天地像變了個模樣, 氣有線,水有紋,山沿著山勢生長,草木鋪在地脈橫生。

風拂過他臉龐, 像吞吐著輕盈而鮮活的呼吸。

「砰砰砰——」

悶碎的聲響, 錮進他體內的玄黑鎖鏈一根根斷裂, 已經淡成灰色的紋路在體表蜿蜒,黯淡無光。

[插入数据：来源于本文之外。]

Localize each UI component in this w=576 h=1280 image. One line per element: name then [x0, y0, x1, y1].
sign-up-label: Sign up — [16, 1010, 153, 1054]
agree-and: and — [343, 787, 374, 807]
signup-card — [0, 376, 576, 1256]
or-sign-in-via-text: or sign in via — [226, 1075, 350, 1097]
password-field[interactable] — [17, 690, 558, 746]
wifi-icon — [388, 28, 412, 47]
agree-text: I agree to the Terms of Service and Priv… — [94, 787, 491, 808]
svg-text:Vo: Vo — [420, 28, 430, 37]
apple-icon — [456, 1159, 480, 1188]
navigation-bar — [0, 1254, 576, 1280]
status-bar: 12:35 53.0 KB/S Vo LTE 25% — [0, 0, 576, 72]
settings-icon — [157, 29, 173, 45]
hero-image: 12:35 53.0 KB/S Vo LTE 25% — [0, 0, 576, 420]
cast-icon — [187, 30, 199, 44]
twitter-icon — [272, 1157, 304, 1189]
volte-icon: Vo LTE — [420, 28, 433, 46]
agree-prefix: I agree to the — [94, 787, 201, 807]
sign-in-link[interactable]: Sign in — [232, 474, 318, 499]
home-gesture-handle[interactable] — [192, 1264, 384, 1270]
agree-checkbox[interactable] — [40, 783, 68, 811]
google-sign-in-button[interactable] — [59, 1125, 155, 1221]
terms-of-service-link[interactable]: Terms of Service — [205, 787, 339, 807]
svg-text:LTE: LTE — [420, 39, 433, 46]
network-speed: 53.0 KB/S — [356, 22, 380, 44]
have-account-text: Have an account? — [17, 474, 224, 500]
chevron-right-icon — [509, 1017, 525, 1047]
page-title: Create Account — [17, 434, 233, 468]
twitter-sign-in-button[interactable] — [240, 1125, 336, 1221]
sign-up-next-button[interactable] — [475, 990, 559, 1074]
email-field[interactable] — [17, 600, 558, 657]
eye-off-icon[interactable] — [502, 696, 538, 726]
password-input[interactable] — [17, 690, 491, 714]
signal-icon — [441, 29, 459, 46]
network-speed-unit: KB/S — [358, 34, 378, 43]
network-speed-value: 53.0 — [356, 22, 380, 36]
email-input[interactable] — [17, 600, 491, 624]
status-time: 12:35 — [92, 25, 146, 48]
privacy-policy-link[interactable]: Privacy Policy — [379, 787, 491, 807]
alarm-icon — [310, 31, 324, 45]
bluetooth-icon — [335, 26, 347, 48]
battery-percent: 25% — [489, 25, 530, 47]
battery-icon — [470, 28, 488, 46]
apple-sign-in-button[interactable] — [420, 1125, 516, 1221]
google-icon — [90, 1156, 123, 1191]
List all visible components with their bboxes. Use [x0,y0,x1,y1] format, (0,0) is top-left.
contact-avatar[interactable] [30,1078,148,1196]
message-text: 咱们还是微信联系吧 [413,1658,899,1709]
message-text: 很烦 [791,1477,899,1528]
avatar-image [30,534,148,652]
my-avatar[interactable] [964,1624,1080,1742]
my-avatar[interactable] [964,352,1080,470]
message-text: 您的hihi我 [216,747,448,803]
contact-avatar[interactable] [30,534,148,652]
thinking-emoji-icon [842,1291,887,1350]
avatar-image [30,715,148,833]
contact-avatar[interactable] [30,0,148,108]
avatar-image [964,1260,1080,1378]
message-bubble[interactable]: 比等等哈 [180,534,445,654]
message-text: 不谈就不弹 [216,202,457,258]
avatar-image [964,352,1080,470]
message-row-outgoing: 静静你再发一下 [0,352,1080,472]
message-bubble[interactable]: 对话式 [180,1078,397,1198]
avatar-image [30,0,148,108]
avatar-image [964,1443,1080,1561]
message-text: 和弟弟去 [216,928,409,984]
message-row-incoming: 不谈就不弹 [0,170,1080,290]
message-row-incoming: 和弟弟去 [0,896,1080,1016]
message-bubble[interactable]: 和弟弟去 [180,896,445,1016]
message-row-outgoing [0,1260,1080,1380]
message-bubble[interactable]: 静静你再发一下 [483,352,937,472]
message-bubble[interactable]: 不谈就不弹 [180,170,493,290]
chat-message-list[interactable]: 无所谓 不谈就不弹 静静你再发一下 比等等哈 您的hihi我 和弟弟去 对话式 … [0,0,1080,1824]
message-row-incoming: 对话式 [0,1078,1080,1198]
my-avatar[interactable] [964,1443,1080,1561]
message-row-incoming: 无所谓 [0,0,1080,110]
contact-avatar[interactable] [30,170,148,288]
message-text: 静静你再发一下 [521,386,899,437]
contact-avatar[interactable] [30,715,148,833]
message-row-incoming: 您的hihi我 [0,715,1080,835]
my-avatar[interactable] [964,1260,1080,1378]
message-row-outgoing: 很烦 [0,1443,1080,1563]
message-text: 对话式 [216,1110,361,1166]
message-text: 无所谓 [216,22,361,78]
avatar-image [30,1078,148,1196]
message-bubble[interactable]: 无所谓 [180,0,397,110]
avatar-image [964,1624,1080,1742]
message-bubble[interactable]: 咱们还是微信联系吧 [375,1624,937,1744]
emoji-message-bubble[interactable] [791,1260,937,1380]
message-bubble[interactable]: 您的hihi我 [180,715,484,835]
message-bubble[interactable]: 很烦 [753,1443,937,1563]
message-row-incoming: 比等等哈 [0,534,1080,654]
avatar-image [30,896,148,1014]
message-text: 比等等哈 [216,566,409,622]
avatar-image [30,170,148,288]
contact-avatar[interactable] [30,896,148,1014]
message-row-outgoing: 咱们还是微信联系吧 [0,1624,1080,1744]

靈光在面前閃爍, 絳紫的長劍,倏然化作比桃花更妖異的美麗少年。

「你的魔紋還沒褪。」

奚辛赤著腳, 雪白的腳掌在地面慢慢碾過, 像是適應這許久不曾有過的腳踏實地的滋味。

他眯起眼,像一只慵懶的貓兒。

「嗯。」江無涯站起來, 柔韌的體魄覆上白衣,他轉過身, 望著身後那雲霧中隱約顯出輪廓的穹頂天牢。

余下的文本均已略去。